The inversion is also creeping in, seen here just to the right of the West Porter fork drainage
Location:
Started on the Bowman trail proceeding upward to the mouth of Yellow Jacket. We ascended Yellow Jacket continuing along the ridge to the junction of Middle Bowl, the East chute, both into Alexander and the Cabin Run on Gobblers. The decent chosen was the middle bowl, taken two pitches to the flats just above the Toots to Boot run out.
Edgar got a little excited in the upper chute.

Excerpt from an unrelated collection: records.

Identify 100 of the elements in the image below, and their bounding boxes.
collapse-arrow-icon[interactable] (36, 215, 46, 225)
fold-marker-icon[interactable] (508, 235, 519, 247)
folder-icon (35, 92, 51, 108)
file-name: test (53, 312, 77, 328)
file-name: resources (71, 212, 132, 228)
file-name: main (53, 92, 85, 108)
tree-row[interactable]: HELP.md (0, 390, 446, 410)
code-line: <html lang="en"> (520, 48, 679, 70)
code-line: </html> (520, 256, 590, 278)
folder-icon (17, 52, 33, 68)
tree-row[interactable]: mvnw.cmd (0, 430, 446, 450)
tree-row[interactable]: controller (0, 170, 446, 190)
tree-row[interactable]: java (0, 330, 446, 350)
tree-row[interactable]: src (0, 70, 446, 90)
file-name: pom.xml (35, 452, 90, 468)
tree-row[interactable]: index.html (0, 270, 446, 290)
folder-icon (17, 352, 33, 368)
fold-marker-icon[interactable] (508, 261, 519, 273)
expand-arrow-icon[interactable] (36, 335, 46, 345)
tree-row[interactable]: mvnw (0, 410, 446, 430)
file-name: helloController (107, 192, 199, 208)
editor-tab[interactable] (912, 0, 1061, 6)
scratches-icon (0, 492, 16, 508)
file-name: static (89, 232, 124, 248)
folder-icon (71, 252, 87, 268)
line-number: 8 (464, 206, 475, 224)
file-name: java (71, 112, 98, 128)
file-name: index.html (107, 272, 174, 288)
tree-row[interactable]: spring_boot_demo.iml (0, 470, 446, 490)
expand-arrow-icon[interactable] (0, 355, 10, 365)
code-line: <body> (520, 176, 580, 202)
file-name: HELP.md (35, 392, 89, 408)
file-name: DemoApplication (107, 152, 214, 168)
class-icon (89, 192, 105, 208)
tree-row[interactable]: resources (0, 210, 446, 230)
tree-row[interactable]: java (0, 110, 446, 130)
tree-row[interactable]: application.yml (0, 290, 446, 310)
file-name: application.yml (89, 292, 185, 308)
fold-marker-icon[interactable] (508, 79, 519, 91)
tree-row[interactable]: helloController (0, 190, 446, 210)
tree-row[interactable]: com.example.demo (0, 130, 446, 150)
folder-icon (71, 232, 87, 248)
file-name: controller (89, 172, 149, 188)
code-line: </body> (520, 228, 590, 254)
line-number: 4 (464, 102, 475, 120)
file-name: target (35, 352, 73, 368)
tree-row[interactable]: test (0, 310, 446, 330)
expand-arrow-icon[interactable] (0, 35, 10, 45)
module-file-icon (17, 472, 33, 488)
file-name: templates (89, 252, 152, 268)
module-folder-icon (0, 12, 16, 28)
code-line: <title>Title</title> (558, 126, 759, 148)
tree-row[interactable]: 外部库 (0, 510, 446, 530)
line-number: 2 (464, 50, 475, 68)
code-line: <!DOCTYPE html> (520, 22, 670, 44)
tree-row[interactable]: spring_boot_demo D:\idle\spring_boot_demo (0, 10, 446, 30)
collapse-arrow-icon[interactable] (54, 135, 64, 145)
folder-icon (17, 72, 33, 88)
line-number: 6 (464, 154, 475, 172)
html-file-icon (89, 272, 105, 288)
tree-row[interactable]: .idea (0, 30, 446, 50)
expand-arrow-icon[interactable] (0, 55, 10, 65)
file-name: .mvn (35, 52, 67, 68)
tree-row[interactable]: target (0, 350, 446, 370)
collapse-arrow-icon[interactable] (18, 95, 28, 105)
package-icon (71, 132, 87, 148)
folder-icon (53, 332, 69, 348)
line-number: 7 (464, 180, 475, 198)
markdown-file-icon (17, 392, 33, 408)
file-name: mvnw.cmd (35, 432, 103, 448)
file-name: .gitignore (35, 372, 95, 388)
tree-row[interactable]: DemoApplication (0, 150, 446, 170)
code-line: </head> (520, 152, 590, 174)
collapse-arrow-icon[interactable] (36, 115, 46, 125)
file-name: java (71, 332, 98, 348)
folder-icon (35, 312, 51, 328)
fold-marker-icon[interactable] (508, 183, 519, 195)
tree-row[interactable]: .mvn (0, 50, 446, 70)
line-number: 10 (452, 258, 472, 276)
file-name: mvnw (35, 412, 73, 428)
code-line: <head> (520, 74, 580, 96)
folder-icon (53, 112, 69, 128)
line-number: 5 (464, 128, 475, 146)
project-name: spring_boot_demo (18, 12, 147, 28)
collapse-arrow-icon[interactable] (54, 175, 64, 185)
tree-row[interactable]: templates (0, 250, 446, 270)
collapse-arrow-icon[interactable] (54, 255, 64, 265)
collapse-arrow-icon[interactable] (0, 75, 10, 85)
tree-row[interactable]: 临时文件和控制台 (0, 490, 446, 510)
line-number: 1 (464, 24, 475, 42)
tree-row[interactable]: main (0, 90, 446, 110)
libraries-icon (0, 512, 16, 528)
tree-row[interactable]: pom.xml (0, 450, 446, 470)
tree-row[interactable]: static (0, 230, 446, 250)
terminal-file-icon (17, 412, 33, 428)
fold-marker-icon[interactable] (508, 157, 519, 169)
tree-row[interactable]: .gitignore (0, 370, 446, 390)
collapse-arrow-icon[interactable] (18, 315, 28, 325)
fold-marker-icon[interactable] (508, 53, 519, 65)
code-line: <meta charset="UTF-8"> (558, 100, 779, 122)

The ascent was to the Alexander Basin ridge reversed for a descent and then ascended once again. Continuation was across the southeast facing Gobblers above Butler Basin to the summit. Descent off the top down the northwest facing into the main Porter gully continuing out Porter.
Weather:
It was another bluebird day with a bit of northwest breeze along the upper elevation ridges.
Snow:
There was good coverage from about 6'000 feet. Skis put on and removed at that elevation. Surface hoar has formed in the canyon bottoms especially near the creek. There is also some near surface faceting on most of the shady slopes. The faceting has broken down the wind crusts and drifting somewhat allowing good skiing where a couple of days ago, there was none.
Several slides were observed, occurring during the stormy period on Wednesday. The east chute off the Gobblers Alexander Basin ridge pulled out into older snow layering, perhaps 100 feet wide, descending to the flats.
Another slide was observed off the southern Butler Basin ridge, north facing. This one ran with in new snow layering and was a similar width, although the distance it ran was much less.
Bottom Line:
Snow is stable with recrystalization in full swing.